At Reason’s Hit & Run, Nick Gillespie expresses his deep, deep gratitude: “Hofmann’s ‘problem child’ (as he wryly dubbed his discovery) has been a major and generally positive influence through many aspects of society, from the obvious (such as mind expansion trips of Timothy Leary and many others) to the less obvious (including the personal computer revolution). Blowing peoples’ minds is never an easy thing, and not always a good thing, but Hofmann is an inspiring figure, in large part because he never lost his taste for scientific inquiry and rational analysis while expanding the borderlands of human consciousness.”

“One of the greatest crimes of the War On Some Drugs is the suppression of LSD as a tool for introspection,” writes musician David Gans at Cloud Surfing.
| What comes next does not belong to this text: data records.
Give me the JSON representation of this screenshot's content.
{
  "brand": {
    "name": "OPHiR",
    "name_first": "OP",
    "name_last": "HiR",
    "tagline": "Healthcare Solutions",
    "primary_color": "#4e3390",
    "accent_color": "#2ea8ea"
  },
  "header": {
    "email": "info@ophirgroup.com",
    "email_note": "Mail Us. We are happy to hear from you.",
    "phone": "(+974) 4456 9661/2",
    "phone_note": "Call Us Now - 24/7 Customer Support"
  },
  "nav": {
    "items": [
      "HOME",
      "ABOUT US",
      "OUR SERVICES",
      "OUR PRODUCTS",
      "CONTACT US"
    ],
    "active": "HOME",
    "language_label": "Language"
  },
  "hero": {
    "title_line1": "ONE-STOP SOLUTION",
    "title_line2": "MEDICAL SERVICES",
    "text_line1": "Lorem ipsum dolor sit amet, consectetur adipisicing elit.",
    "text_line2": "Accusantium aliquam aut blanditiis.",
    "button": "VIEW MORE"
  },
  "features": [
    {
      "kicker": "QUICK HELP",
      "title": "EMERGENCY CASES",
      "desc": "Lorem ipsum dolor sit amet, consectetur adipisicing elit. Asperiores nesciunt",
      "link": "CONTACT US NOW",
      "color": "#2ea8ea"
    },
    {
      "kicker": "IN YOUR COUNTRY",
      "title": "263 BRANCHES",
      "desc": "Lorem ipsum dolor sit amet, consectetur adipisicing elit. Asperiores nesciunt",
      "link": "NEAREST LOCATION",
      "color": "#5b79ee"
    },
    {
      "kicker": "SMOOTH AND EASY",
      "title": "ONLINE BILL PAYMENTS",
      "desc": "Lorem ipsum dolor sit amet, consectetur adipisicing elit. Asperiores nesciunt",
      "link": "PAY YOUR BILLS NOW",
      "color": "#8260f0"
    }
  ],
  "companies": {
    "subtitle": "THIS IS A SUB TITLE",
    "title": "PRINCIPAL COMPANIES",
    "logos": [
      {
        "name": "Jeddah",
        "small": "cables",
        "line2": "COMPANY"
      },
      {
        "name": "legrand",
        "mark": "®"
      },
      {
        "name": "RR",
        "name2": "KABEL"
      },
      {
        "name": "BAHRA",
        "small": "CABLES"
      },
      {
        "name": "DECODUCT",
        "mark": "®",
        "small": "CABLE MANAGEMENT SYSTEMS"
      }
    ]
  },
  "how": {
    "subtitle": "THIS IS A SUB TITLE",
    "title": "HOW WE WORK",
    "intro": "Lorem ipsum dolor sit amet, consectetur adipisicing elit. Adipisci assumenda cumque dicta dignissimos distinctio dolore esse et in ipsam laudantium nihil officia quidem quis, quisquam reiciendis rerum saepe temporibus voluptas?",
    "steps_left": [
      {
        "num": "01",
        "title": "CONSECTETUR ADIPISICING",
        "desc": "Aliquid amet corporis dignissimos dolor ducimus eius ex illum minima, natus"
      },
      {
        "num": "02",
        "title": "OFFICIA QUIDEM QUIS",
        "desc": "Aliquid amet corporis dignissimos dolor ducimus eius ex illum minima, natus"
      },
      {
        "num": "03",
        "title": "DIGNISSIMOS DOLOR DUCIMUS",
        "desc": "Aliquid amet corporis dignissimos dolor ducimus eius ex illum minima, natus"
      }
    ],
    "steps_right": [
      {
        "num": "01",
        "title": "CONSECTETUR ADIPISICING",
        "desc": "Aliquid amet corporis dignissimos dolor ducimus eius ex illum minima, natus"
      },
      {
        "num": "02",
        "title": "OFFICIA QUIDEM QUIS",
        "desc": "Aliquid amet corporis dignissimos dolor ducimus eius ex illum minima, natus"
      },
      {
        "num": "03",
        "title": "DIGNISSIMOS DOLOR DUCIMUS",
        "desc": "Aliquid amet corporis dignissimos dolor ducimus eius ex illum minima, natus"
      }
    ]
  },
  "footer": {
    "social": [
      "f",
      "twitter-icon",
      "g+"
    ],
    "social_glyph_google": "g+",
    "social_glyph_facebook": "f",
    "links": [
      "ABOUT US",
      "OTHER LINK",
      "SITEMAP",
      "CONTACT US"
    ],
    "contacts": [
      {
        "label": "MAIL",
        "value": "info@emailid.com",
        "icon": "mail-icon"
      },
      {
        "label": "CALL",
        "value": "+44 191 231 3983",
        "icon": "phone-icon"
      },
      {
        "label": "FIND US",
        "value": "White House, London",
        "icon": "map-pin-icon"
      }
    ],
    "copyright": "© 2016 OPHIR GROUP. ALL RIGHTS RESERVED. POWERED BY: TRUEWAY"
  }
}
But philosophy professor Steve Gimbel points out that Hofmann thought LSD had potential as prescription drug and writes, “To his dismay, it was a mental health professional, Dr. Timothy Leary, who would lead a movement advocating its use in less formal settings. … Hoffman expressed deep regret that non-professional use led to the inability to determine whether it could have been fruitfully used in treatment or not and he strongly and explicitly opposed its use as a recreational substance.”